The US was quick to threaten “military action” should China attempt to “send police and military personnel” as part of the pact, The Independent reported.
Daniel Kritenbrink, US assistant secretary for East Asian and Pacific Affairs, said the deal presents “potential regional security implications” for the US and its allies, adding: “We wanted to outline for our friends in the Solomons what our concerns are.
“We have respect for the Solomon Islands’ sovereignty. But we also let them know that if steps were taken to establish a de facto permanent military presence we would have significant concerns, and we would very naturally respond to those concerns.”
‘Power shift’
The announcement of the security pact, coming just weeks before Australia heads to the polls for national elections, has put “the actions of a foreign state” at the “centre” of a prime ministerial campaign “for the first time in decades”, Reuters said.
Morrison, the incumbent, “saw a hawkish stance on China as an electoral strength”, the news agency added. But as the impact of the Solomon Islands deal “reverberates” around the country, it has put the prime minister’s conservative Liberal Party “on the back foot on national security” amid allegations they are making Australia “less secure”.
Despite the sparse details, it is widely agreed that the deal “allows for the movement of China’s troops and armed police to his [Sogavare’s] nation and the berthing of its warships”, said The Times’ Sydney-based correspondent Bernard Lagan. This is ostensibly to “protect the safety of Chinese personnel and major projects” in the islands.

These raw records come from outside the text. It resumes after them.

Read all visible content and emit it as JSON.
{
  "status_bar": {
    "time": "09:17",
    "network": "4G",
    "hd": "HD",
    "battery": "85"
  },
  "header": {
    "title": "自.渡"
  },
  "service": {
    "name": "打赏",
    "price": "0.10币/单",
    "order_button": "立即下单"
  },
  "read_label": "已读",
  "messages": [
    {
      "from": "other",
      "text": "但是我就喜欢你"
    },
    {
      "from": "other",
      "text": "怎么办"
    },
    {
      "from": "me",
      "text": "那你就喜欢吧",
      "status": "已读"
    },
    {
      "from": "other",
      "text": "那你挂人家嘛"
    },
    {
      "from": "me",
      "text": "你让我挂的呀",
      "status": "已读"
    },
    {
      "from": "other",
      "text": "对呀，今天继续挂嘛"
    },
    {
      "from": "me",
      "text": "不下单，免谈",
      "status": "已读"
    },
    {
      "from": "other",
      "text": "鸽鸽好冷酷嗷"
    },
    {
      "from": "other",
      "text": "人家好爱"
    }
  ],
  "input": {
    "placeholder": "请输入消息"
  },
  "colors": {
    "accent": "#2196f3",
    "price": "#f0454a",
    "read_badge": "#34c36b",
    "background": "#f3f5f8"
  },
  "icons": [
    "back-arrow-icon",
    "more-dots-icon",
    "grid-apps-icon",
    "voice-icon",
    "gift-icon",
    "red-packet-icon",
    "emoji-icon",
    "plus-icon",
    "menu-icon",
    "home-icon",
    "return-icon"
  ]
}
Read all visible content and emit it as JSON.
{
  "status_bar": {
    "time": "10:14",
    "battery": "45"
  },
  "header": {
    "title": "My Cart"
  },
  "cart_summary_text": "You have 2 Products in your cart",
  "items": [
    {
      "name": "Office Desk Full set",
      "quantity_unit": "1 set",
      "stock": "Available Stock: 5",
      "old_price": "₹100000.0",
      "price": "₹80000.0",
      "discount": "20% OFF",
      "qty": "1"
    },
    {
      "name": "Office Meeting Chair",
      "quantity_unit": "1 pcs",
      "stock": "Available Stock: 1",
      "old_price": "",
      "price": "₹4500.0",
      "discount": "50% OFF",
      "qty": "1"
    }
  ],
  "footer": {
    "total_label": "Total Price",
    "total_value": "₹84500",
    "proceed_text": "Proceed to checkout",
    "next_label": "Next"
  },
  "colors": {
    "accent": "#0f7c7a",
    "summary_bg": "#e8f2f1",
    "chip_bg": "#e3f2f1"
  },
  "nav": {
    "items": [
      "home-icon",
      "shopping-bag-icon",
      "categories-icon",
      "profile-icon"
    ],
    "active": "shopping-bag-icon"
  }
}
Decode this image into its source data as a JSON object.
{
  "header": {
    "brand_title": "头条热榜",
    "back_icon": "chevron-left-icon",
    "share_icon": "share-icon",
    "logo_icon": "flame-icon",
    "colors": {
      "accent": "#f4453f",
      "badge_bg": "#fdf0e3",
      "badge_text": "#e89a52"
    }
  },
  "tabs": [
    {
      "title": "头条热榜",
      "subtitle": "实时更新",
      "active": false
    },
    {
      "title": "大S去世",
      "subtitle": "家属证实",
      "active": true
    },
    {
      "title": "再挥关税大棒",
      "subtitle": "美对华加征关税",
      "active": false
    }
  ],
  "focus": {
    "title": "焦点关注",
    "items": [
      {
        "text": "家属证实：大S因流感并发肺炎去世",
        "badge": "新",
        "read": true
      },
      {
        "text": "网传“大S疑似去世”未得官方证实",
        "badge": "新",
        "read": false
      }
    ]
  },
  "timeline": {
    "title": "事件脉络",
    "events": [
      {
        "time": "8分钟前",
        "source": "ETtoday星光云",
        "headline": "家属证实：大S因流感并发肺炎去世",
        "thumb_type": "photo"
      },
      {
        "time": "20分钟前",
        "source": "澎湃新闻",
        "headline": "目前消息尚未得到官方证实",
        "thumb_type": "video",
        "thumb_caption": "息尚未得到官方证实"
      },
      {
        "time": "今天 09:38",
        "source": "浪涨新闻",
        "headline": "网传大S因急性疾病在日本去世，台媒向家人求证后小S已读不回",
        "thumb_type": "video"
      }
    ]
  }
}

Some military experts even believe that Beijing’s “cargo planes will probably begin arriving in Honiara, the Solomon capital, before Australians go to the polls next month”, he added. Chinese access to a port in Australia’s “near-north” has “long been feared”.
China watcher Aadil Brar said that the formal deal between China and the Solomon Islands represents a Pacific “power shift” that has come about as a result of the “reluctance in Asia-Pacific” of the US and its allies.

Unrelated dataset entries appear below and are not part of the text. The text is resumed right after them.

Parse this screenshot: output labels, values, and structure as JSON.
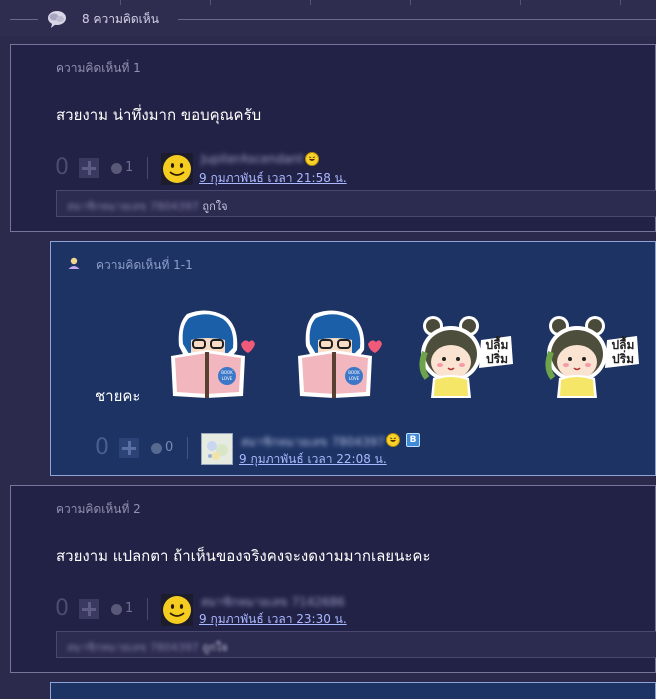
{
  "header": {
    "comment_count_label": "8 ความคิดเห็น",
    "icon": "speech-bubbles-icon"
  },
  "comments": [
    {
      "title": "ความคิดเห็นที่ 1",
      "body": "สวยงาม น่าทึ่งมาก ขอบคุณครับ",
      "score": "0",
      "emotion_count": "1",
      "username": "JupiterAscendant",
      "date": "9 กุมภาพันธ์ เวลา 21:58 น.",
      "reaction": {
        "names": "สมาชิกหมายเลข 7804397",
        "label": "ถูกใจ"
      }
    },
    {
      "title": "ความคิดเห็นที่ 1-1",
      "body": "ชายคะ",
      "score": "0",
      "emotion_count": "0",
      "username": "สมาชิกหมายเลข 7804397",
      "date": "9 กุมภาพันธ์ เวลา 22:08 น.",
      "badge_b": "B",
      "stickers": [
        {
          "name": "girl-reading-book-sticker",
          "book_text": "BOOK LOVE"
        },
        {
          "name": "girl-reading-book-sticker",
          "book_text": "BOOK LOVE"
        },
        {
          "name": "plum-prim-girl-sticker",
          "caption": "ปลื้มปริ่ม"
        },
        {
          "name": "plum-prim-girl-sticker",
          "caption": "ปลื้มปริ่ม"
        }
      ]
    },
    {
      "title": "ความคิดเห็นที่ 2",
      "body": "สวยงาม แปลกตา ถ้าเห็นของจริงคงจะงดงามมากเลยนะคะ",
      "score": "0",
      "emotion_count": "1",
      "username": "สมาชิกหมายเลข 7142686",
      "date": "9 กุมภาพันธ์ เวลา 23:30 น.",
      "reaction": {
        "names": "สมาชิกหมายเลข 7804397",
        "label": "ถูกใจ"
      }
    }
  ],
  "colors": {
    "background": "#2b2a4c",
    "card": "#222246",
    "reply_card": "#1d3364",
    "link": "#a9b8ff"
  }
}
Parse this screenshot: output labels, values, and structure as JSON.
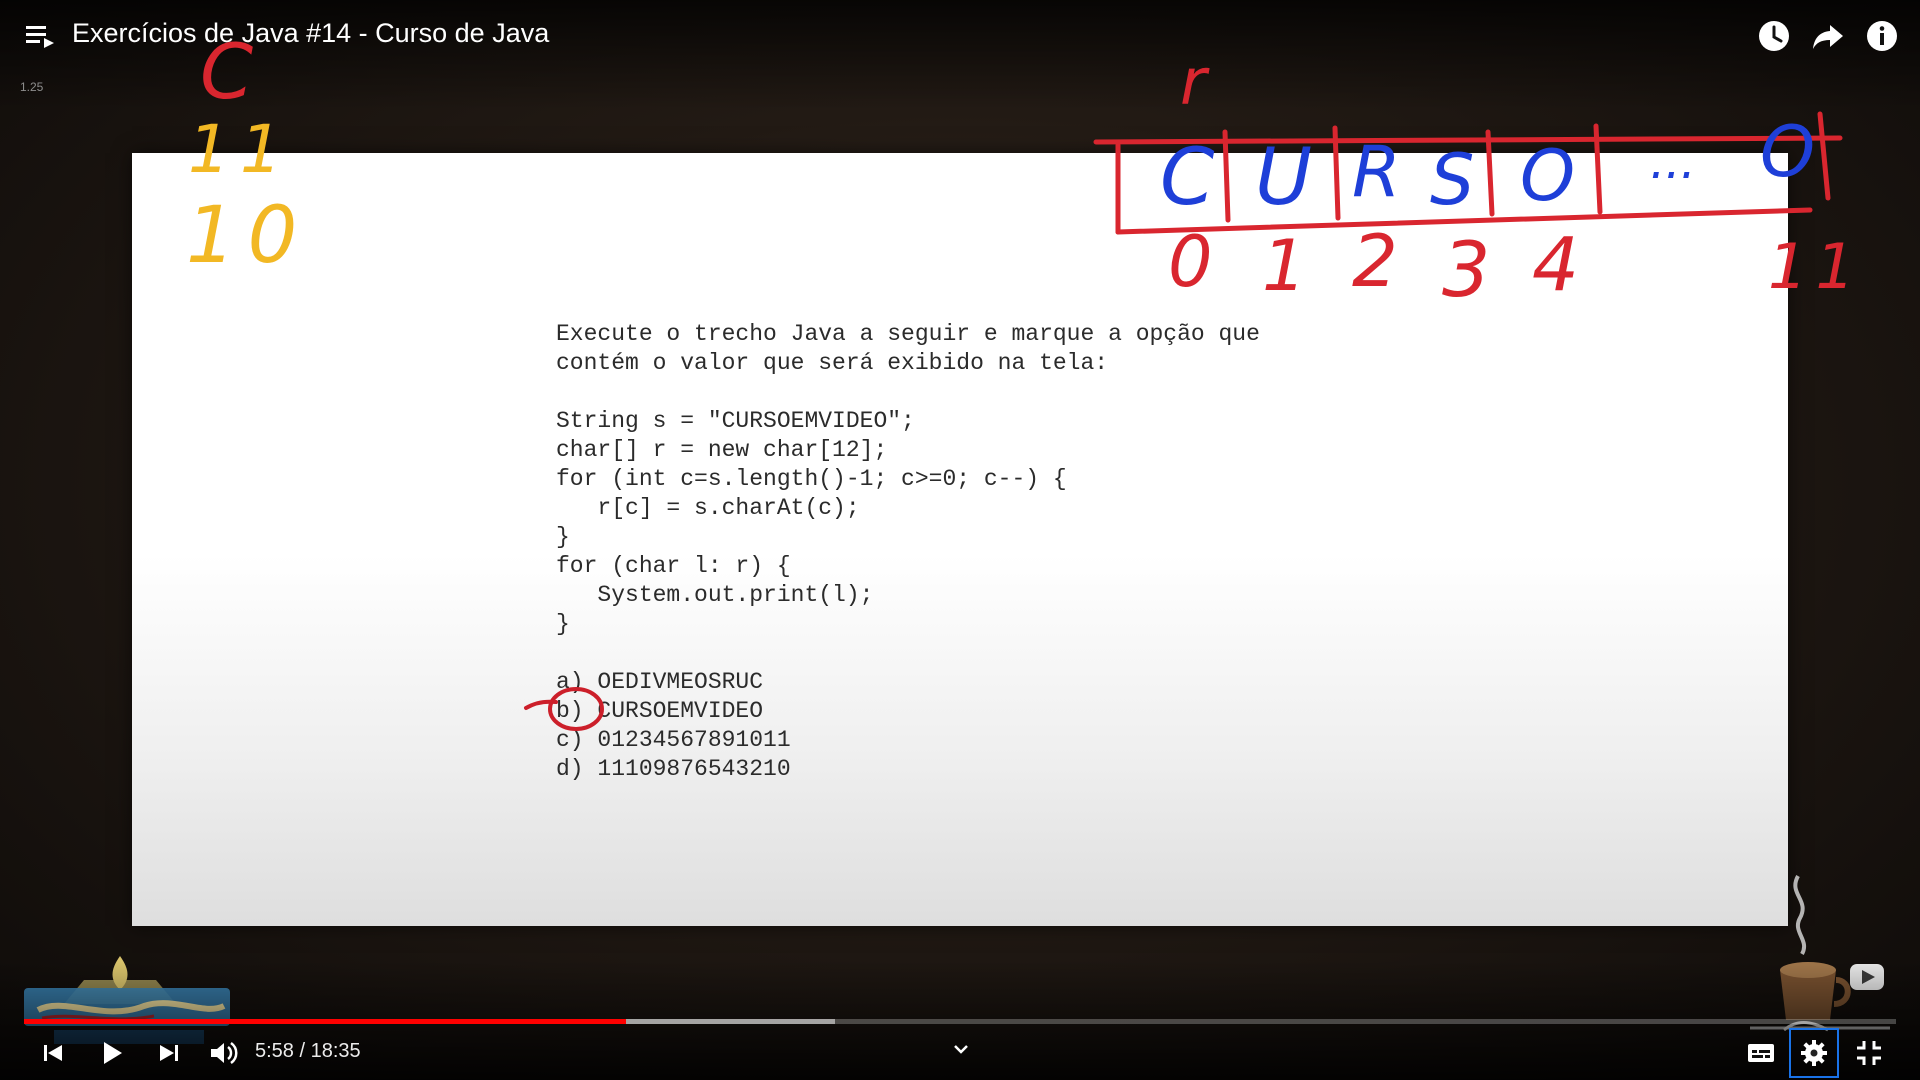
{
  "header": {
    "title": "Exercícios de Java #14 - Curso de Java",
    "speed": "1.25",
    "icons": [
      "playlist-icon",
      "watch-later-icon",
      "share-icon",
      "info-icon"
    ]
  },
  "slide": {
    "question_lines": [
      "Execute o trecho Java a seguir e marque a opção que",
      "contém o valor que será exibido na tela:",
      "",
      "String s = \"CURSOEMVIDEO\";",
      "char[] r = new char[12];",
      "for (int c=s.length()-1; c>=0; c--) {",
      "   r[c] = s.charAt(c);",
      "}",
      "for (char l: r) {",
      "   System.out.print(l);",
      "}",
      "",
      "a) OEDIVMEOSRUC",
      "b) CURSOEMVIDEO",
      "c) 01234567891011",
      "d) 11109876543210"
    ]
  },
  "annotations": {
    "yellow_top": "C",
    "yellow_row1": "11",
    "yellow_row2": "10",
    "red_array_label": "r",
    "array_cells": [
      "C",
      "U",
      "R",
      "S",
      "O",
      "...",
      "O"
    ],
    "array_indices": [
      "0",
      "1",
      "2",
      "3",
      "4",
      "11"
    ],
    "circled_option": "b)"
  },
  "player": {
    "current_time": "5:58",
    "duration": "18:35",
    "time_text": "5:58 / 18:35",
    "played_fraction": 0.3215,
    "buffered_fraction": 0.433,
    "accent_color": "#ff0000",
    "focus_color": "#1a73e8"
  }
}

In an opinion piece for The Print, an Indian news site, he argued that the pact puts “the US and its allies in a difficult position”, explaining that Washington’s historically “reluctant approach to its presence in the Pacific has left a gap for China to fill”.
For all the “hand-wringing in Canberra over the security deal” the warning signs were there, he added. “Australia knew about the deal with the Solomon Islands days before the document was leaked as a last resort to stalling it.”
But it was too little too late. The US’s strategy for Pacific dominance “is now at stake” as “Chinese military vessels venture further afield”, Brar warned.